Gotta have a food scene in the refectory; incredible church; always our first stop
in Florence


Thursday, November 9, 2017

Travel Update #122

So we are in Rome now, a few days to visit favorite sights, a few days to pack and get Le Duc ready for winter storage. We were five days in Florence, then a day each in Arezzo, Assisi, Orvieto, Bomarzo (Monster Park) before getting here, so, obviously, I have some catching up to do on the blog. More than obviously: much to our pleasant surprise, there has been a change in Italian policy for national cultural sites...photos are now permitted! No more will the cry of "NO FOTOS!" be heard in so many famous museums, cathedrals, chapels, and other institutions.
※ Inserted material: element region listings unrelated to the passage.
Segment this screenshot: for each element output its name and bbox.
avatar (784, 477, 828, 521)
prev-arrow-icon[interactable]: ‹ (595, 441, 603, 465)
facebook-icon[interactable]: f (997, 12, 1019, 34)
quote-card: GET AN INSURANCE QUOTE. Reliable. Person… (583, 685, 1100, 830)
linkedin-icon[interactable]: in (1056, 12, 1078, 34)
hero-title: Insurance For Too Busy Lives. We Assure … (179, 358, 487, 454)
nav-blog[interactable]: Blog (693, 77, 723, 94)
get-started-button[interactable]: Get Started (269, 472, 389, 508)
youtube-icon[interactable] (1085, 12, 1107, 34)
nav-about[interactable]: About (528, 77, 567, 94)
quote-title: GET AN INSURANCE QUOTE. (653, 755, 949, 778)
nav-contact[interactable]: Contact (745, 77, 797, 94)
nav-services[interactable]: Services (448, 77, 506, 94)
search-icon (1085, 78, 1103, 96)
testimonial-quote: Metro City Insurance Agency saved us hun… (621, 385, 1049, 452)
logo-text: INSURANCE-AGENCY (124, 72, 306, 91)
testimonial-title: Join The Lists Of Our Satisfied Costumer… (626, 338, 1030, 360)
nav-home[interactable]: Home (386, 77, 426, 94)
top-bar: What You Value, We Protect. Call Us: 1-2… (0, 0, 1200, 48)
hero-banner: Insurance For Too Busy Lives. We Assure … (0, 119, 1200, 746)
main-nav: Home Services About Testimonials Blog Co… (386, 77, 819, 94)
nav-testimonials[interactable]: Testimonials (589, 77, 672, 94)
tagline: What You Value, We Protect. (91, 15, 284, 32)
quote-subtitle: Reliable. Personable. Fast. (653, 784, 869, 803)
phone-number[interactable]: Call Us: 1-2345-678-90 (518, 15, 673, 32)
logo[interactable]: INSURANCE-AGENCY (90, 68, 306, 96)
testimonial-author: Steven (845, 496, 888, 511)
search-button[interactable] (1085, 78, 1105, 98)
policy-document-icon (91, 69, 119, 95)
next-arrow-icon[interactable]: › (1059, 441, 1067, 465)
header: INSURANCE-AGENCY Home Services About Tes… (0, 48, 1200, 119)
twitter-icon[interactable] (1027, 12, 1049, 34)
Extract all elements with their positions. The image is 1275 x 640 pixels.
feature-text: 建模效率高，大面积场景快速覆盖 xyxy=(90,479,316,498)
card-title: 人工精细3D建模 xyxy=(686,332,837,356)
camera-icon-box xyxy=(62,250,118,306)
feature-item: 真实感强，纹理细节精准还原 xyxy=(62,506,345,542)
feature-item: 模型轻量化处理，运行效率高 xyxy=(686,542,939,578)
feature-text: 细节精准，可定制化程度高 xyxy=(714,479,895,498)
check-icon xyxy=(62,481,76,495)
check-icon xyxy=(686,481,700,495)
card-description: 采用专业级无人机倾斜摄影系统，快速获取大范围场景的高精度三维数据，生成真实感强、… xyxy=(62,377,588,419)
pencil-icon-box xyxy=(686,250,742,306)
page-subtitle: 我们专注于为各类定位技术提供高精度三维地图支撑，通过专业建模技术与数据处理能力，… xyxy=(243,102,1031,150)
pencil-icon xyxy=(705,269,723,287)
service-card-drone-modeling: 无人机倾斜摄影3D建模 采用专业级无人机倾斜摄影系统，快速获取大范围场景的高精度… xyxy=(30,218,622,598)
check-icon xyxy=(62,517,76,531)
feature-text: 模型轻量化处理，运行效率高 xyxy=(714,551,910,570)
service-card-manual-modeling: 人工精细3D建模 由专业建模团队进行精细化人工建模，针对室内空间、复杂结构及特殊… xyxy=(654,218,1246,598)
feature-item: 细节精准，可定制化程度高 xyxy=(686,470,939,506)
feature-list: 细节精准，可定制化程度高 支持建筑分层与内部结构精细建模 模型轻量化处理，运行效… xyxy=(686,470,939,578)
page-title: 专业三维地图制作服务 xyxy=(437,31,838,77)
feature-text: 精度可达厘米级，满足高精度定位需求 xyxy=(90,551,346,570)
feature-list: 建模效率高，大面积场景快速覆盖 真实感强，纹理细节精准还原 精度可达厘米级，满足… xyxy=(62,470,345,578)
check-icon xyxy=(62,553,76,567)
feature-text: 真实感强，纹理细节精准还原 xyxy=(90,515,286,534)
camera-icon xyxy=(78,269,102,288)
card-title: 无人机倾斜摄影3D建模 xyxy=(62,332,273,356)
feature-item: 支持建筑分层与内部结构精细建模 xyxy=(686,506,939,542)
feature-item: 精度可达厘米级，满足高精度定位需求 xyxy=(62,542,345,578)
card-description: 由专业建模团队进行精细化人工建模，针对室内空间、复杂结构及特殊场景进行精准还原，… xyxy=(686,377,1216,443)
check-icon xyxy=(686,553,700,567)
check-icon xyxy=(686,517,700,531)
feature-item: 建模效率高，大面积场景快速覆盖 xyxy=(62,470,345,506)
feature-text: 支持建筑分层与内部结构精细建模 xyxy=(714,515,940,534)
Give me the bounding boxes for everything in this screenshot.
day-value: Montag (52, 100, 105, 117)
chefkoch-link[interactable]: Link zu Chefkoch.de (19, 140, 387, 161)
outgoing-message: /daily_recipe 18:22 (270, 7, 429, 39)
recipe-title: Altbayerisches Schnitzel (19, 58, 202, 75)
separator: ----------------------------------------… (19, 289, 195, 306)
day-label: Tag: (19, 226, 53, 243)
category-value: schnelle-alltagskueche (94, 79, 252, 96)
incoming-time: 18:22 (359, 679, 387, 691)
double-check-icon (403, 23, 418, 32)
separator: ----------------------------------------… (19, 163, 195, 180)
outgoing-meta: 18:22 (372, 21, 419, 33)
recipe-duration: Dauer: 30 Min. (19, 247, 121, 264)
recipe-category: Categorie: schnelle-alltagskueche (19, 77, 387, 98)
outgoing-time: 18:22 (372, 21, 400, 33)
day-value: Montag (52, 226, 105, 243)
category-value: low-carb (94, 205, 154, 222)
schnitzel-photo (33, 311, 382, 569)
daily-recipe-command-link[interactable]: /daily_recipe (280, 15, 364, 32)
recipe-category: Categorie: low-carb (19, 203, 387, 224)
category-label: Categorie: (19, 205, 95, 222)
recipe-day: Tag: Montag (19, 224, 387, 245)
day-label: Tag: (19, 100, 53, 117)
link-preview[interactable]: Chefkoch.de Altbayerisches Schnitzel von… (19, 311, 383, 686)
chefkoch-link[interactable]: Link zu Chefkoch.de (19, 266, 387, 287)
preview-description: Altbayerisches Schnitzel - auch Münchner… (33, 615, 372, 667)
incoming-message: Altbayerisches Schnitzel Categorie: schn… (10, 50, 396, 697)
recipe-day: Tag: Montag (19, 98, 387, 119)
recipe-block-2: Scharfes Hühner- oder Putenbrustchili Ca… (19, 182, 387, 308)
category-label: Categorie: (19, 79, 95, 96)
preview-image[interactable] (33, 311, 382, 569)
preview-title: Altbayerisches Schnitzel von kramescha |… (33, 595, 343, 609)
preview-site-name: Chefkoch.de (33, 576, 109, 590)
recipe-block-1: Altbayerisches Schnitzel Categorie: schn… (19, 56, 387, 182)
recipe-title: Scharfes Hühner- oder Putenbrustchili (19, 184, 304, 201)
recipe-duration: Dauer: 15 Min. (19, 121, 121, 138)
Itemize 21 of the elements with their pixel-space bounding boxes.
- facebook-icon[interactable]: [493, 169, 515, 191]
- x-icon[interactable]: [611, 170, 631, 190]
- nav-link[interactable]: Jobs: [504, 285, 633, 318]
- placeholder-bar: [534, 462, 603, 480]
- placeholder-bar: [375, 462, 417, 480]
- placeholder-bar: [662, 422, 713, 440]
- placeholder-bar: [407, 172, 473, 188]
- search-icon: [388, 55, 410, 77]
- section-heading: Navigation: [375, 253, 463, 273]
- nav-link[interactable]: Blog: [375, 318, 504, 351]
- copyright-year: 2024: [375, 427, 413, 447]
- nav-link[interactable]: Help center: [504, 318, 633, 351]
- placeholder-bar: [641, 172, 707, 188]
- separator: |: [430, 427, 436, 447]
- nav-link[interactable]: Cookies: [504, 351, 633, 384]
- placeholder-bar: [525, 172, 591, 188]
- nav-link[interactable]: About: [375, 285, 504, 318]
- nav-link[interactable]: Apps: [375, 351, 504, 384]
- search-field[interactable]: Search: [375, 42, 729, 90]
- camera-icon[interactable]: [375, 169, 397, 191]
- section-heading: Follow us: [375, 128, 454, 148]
The upshot for the blog is that I now have many pix from the Uffizi, the Santa Maria Nueva, the Medici/Riccardi Palazzo, Francesco's Legend of the True Cross in Arezzo, the New Chapel in Orvieto, and so on. Hundreds, certainly, maybe thousands of new pix, and not just the quick, clandestine, parthian shots of yore. So, we may be a bit further into November before I get all this sorted and posted. Until then, "NO FLASH!"